The theme of death is propelled by the prevalence of corruption through out the storyline. Due to lack of justice, everyone sought to find retribution according to their hearts desire and satisfaction. For Hamlet that involved killing Claudius. In the process he ended up killing Polonius as well. The devastation of her father’s death caused Ophelia to commit suicide and Laertes to murder Hamlet to avenge his father’s killing. Getrude died as collateral damage of Claudius’ plan. All this deaths occurred as a result of greed between Claudius and Getrude. Nevertheless, the Kingdom was in the verge of war with an invading army approaching a rather unprepared monarchy. Aside from the killings of the Danish royal members, their was increasing sickness that threatened the lives of the people.
According to Rida, “death in Hamlet is not only the aftermath of the corruption within that society but also a state in which Hamlet prefers things” (19). He seems to have an unusuall appreciation of death and a dislike for life. He paints a rather morbid image of life in Denmark and around the world to show disgust of what his life has turned out to be. Moreover, he ignores Ophelia who is senselessly in love with him throughout his return only to acknowledge his love for her after she has already died. In the end, death seemed to bring another perspective into Hamlet’s disturbed mind.

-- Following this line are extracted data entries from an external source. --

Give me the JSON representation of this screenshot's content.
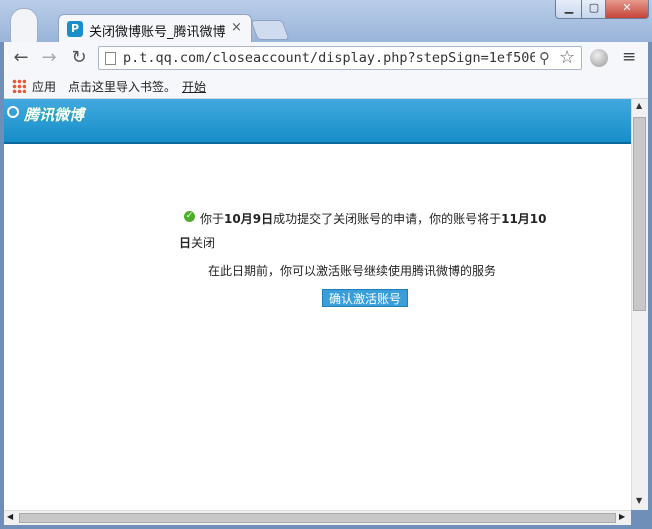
{
  "window": {
    "tab_title": "关闭微博账号_腾讯微博",
    "tab_favicon": "P",
    "close_glyph": "×",
    "min_glyph": "▁",
    "max_glyph": "▢",
    "win_close_glyph": "✕"
  },
  "toolbar": {
    "url": "p.t.qq.com/closeaccount/display.php?stepSign=1ef506",
    "back_glyph": "←",
    "forward_glyph": "→",
    "reload_glyph": "↻",
    "zoom_glyph": "⚲",
    "star_glyph": "☆",
    "menu_glyph": "≡"
  },
  "bookmarks": {
    "apps_label": "应用",
    "import_label": "点击这里导入书签。",
    "start_label": "开始"
  },
  "page": {
    "logo_text": "腾讯微博",
    "msg_part1": "你于",
    "close_date": "10月9日",
    "msg_part2": "成功提交了关闭账号的申请，你的账号将于",
    "close_final_part1": "11月10",
    "close_final_part2": "日",
    "msg_part3": "关闭",
    "reactivate_hint": "在此日期前，你可以激活账号继续使用腾讯微博的服务",
    "confirm_button": "确认激活账号",
    "check_glyph": "✓"
  },
  "scrollbars": {
    "up_glyph": "▲",
    "down_glyph": "▼",
    "left_glyph": "◀",
    "right_glyph": "▶"
  }
}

Hamlet is a representation of corrupt societies and highlights on the effects of living without morals. The absence of societal values and morality is the source of mutiny and disorder. Nothing good can be salvaged from such a foundation because the bad has a way of corrupting the good in society. Furthermore, such a world not only stifles whatever morals are left in the land creating a sense of homelessness and devastation for the poor and the week. In essense what Shakespeare is trying to say is death is the aftermath of corruption in any society.
Bell, Walter G. The Great Plague in London. London : Folio Society, 2001.
Boddenberg, Martin. Corruption in Shakespeare’s” Hamlet”. Hamlet as an evil avenger? London: Oxford University Press, 2015.
Jenkins , Martin. Corruption in Shakespeare’s “Hamlet”. London: Oxford University Press, 2011.
Rida , F. “Tragic Hesitation In William Shakespeare’s Hamlet: A Psychoanalytic Perspective.” Journal of Social and Psychological Sciences 3.2 (2010): 19-30.
Shakespeare, William. Hamlet. London: Nordica Libros, 2012.